Anthropic hit $30 billion in annualized revenue on April 7, 2026, officially passing OpenAI's $25 billion. If you read that sentence and thought "okay, one AI company passed another," you missed the part that actually matters.

The gap between $30 billion and $25 billion is interesting. The fact that Anthropic's revenue went from $1 billion to $30 billion in fifteen months is extraordinary. For context: OpenAI went from roughly $20 billion to $25 billion in the same window. Anthropic grew 30 times over. OpenAI grew about 25 percent.

That asymmetry is not a blip. It reflects two fundamentally different bets on how enterprise AI is going to work, and right now, one bet is winning by a large margin. It is also prompting OpenAI to do something unusual: draft internal memos questioning the other company's accounting.

What Happened: $30B, 15 Months, and 1,000 Clients Spending $1M Each

The Anthropic revenue trajectory tells a progression that looks like a typo.

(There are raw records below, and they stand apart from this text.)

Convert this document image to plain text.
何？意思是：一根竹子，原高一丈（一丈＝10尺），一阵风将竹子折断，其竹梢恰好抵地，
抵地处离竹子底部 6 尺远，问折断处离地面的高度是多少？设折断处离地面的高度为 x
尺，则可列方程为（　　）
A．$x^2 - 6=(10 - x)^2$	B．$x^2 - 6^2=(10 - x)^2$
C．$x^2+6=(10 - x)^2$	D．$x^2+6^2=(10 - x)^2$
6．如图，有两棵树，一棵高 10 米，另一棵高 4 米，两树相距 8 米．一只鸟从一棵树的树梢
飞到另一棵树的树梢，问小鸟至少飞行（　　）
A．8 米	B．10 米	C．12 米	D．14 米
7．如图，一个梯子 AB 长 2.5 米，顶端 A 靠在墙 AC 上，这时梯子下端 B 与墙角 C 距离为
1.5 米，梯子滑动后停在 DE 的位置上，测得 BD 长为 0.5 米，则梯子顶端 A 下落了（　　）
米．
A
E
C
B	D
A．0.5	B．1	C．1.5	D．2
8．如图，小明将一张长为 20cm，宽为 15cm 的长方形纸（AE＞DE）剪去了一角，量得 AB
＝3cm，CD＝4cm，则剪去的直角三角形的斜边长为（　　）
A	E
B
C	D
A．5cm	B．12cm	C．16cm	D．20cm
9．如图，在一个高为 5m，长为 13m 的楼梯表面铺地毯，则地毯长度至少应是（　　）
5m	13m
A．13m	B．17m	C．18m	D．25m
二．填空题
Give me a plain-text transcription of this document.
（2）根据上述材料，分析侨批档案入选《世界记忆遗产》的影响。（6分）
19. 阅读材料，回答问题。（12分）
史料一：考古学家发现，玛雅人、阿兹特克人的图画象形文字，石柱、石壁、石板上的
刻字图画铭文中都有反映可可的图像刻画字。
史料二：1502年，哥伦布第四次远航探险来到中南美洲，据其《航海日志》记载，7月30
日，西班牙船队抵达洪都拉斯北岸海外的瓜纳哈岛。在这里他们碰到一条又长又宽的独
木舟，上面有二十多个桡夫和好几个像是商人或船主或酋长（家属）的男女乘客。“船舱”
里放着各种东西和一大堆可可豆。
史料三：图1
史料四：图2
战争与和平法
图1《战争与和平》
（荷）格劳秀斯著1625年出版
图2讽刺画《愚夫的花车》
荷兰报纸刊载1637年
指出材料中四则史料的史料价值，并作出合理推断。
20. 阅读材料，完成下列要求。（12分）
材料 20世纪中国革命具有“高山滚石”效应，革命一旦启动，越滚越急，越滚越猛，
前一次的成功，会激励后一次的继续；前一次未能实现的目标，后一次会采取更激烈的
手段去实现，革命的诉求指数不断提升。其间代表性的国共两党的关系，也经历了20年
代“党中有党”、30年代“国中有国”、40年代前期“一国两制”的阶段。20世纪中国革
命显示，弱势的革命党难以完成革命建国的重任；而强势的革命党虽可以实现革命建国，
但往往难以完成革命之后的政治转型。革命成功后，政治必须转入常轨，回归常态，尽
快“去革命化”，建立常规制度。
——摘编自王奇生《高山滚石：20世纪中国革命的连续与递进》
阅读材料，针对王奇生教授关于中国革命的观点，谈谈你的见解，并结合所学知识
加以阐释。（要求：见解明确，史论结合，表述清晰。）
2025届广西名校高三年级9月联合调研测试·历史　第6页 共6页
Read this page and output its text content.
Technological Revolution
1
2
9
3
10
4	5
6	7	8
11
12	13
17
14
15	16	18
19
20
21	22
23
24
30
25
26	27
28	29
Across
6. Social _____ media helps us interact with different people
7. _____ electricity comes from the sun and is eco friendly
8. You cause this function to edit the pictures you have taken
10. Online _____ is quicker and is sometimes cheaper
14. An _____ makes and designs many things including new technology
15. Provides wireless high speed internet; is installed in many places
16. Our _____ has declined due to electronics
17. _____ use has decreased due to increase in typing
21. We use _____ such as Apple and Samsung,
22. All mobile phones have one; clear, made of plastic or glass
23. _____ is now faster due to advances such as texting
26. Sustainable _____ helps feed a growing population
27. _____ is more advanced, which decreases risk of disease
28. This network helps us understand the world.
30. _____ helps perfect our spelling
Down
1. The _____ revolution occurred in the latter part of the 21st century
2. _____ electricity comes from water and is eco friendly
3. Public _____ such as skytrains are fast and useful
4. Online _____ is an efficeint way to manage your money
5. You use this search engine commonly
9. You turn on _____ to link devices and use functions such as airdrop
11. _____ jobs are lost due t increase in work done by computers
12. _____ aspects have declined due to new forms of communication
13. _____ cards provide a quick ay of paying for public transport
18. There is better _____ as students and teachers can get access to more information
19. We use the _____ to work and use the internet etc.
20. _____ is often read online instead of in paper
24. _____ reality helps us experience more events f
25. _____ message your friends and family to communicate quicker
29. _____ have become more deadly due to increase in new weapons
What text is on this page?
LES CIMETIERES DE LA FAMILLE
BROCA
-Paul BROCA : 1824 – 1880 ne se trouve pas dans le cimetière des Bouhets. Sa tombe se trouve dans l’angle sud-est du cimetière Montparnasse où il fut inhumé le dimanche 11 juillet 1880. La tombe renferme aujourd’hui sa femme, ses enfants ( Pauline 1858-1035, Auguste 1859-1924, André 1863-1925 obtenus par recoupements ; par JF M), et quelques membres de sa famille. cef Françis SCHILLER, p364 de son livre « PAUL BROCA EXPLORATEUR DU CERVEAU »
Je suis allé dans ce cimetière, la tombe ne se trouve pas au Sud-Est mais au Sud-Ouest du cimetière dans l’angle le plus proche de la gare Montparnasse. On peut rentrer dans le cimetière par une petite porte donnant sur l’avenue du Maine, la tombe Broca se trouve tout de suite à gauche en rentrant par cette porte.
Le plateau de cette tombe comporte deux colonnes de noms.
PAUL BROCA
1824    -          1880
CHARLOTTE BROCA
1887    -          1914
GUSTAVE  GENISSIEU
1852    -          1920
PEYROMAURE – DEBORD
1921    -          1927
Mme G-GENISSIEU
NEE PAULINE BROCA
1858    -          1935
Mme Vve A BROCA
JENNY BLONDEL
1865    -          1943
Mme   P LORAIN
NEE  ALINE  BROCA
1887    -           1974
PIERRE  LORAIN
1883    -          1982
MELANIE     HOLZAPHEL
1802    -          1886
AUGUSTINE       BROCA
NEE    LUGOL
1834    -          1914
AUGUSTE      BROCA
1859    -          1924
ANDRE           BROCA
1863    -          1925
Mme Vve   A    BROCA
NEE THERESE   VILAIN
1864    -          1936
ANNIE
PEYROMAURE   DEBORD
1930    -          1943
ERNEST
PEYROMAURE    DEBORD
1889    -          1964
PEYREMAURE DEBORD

In January 2025, Anthropic's annualized revenue run rate was $1 billion. By June 2025, it was $4 billion. By December 2025, $9 billion. By April 7, 2026, $30 billion, up from $9 billion in roughly four months. According to reporting on the milestone, the company simultaneously announced that more than 1,000 enterprise customers now spend over $1 million per year with Anthropic. In February, when Anthropic closed its Series G at a $380 billion valuation, that number was 500. It doubled in under two months.

OpenAI's trajectory over the same 15 months went from $20 billion in annualized revenue at the end of 2025 to $25 billion by February 2026. That is roughly 25 percent growth. Both companies are growing. The rate differential is about 40 to 1.

Claude Code is the accelerant. Launched publicly in mid-2025, Anthropic's coding agent reached $1 billion in annualized revenue within six months of launch. Since the start of 2026, business subscriptions to Claude Code have quadrupled, and enterprise usage now accounts for more than half of all Claude Code revenue. Every enterprise development team that deploys Claude Code becomes a line item in Anthropic's ARR, with very high retention, because switching a coding workflow is not easy.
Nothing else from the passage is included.